As immigration talk goes, think about it. Trump wants a Wall and lots of policy changes specifically meant to punish illegal immigration; de Blasio’s proposal approached the whole issue of immigration by embracing those who are here and offering a hand (and simultaneously addresses deficits in city hospitals). The contrast couldn’t be more stark.
The plan is short on detail, but it will start this summer in the Bronx and by 2021 have moved into the other boroughs. The mayor’s office was quick to say that its plan would not be a substitute for any universal health care at the state level or a national single-payer plan. But it is something the city could do immediately and on its own, and not require approval from the State Legislature, which is weighing some form of universal health insurance for New York State.
The city already has the foundation for such aplan — a public health insurance option that helps get direct care to undocumented residents.
As outlined, NYC Care would be a mix of insurance and direct spending, and de Blasio said it would take about two years to get up and running. The city already has an insurance plan run by city hospitals and known as MetroPlus. NYC Care plan would improve that coverage, which already insures some 516,000 people, and aim to reach more of those who are eligible, such as the young and uninsured, and others who qualify but have not applied.

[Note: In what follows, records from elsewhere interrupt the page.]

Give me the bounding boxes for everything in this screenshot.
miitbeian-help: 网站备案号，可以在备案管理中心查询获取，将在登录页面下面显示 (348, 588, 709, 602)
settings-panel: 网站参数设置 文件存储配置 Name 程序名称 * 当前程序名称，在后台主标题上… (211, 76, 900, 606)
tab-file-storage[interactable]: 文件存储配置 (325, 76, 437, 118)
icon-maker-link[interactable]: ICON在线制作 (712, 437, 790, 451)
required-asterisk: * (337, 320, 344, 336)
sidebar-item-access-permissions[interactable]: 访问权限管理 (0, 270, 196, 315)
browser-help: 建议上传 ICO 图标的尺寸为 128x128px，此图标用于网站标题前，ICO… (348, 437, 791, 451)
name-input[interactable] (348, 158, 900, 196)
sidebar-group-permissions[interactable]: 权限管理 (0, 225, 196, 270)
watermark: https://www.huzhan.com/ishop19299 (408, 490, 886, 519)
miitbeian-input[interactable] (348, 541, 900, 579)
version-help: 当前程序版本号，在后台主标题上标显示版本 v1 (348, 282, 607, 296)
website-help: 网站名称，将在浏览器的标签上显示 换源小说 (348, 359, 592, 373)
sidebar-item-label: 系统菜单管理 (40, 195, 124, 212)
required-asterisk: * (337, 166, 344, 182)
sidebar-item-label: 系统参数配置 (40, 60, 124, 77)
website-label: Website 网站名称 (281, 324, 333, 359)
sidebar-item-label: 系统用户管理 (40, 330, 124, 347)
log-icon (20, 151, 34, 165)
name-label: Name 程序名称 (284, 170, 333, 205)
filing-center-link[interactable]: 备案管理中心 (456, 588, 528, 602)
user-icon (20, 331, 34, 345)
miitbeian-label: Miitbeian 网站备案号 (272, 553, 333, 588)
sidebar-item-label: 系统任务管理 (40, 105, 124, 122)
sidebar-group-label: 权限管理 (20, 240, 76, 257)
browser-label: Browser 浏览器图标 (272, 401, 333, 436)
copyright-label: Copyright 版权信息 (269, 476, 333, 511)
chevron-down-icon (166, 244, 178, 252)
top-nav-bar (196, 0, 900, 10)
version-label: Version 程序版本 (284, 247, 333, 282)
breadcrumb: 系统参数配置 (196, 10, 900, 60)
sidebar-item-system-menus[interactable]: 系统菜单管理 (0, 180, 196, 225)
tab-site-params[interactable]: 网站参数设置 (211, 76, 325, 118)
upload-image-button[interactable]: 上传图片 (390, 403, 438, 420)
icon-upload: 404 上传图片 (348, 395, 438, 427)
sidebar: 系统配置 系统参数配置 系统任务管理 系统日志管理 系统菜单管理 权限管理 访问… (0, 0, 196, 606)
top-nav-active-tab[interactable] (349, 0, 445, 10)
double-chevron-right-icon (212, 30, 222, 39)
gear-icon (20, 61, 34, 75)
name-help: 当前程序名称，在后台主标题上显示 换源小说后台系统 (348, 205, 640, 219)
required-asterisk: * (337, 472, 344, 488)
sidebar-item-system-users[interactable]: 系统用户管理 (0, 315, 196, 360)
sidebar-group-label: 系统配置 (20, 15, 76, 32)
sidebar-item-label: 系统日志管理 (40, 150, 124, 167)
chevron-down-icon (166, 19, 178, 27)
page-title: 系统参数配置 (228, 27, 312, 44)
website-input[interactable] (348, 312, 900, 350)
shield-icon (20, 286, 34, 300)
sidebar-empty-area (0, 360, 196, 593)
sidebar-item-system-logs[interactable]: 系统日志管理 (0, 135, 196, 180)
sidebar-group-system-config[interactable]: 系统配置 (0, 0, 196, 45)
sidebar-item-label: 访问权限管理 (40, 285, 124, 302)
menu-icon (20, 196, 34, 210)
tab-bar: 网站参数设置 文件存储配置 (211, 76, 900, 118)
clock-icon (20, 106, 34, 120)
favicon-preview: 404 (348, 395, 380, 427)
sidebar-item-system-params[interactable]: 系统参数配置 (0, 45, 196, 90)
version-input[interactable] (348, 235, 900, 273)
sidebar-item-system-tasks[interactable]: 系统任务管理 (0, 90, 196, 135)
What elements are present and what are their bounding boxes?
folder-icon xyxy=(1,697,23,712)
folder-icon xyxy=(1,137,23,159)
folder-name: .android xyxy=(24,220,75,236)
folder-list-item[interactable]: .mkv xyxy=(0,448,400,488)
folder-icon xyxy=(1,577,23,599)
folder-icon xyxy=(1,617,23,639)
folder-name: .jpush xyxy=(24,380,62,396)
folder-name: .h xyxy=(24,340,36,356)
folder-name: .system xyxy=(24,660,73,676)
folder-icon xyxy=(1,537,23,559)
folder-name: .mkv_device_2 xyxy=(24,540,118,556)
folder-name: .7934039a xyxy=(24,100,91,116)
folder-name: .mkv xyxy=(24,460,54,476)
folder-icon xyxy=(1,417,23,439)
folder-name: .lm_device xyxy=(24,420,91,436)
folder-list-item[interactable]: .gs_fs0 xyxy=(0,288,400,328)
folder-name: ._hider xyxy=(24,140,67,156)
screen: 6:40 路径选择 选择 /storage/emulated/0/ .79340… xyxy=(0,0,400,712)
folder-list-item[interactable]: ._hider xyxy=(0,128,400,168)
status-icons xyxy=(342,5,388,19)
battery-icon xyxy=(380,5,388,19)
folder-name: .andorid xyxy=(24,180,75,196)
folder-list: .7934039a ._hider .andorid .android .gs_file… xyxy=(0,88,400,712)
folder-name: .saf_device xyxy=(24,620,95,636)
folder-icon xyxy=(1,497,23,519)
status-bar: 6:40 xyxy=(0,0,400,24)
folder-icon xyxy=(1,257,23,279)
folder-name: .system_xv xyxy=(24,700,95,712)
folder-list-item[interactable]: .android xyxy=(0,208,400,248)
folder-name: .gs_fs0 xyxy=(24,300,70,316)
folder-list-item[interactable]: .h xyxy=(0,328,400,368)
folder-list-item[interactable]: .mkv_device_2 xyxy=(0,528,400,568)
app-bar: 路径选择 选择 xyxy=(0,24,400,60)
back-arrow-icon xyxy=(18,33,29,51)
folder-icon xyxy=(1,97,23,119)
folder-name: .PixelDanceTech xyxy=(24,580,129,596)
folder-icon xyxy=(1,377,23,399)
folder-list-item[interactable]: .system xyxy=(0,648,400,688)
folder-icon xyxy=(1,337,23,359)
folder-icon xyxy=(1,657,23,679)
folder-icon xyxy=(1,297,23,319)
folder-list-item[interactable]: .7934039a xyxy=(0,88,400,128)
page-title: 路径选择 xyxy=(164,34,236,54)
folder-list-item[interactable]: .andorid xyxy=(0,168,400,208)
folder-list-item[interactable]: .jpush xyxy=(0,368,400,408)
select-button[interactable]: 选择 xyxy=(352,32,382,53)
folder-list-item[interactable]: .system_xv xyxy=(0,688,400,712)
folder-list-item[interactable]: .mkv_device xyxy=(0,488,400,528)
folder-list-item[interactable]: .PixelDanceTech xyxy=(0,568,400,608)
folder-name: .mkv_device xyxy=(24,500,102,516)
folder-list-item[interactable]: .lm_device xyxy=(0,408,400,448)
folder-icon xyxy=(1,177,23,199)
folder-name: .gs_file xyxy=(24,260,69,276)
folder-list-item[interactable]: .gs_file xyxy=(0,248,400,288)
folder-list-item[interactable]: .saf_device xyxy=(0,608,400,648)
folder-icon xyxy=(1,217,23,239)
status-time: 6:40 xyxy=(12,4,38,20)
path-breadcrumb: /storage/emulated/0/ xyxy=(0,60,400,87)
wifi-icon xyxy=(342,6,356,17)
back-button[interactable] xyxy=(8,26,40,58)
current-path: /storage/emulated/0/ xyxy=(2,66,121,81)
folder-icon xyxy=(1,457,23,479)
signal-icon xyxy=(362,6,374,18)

Those who can afford to pay will pay for services on a sliding scale, while those who can’t will receive free coverage. People will be able to simply call 311 for initial help. There will be no tax hikes to fund it, the mayor said. De Blasio said they were already increasing the capacity of public clinics and hospitals, to make sure people who need health care won’t have to wait for it.
It would also spend money directly, up to city $100 million per year when fully implemented, on those without insurance, including undocumented immigrants, who already can receive care at the emergency rooms of city-run hospitals.
Eventually, de Blasio said that eventually New Yorkers will be able to call a dedicated hotline and be connected to a primary care physician who would be their doctor. “They will have a card that will empower them to go to that doctor whenever they need,” he said.
There was no immediate word on outline how much the hotline would cost. It would operate like a “membership card” to the city’s hospitals.
At the same time, the mayor’s office is having a hard time starting a reduced-fare Metrocard transit program for 800,000 residents whose income is below the federal poverty line. He has been widely criticized for the delays in starting that program. By contrast, the medical program seems far more complicated.
“This is the city paying for direct comprehensive care (not just E.R.s) for people who can’t afford it, or can’t get comprehensive Medicaid — including 300,000 undocumented New Yorkers,” the mayor’s spokesman, Eric Phillips, tweeted.
The city’s hospital system has been under severe financial strain and running deficits for years. Part of the idea NYC Care, aides to the mayor told The Times, was to ease that burden while providing better health care to New Yorkers. The current financial plan for city hospitals projects budget shortfalls of over $156 million in 2018, increasing to $1.8 billion in 2022, according to the city’s Independent Budget Office.
What if the program could be expanded nationally?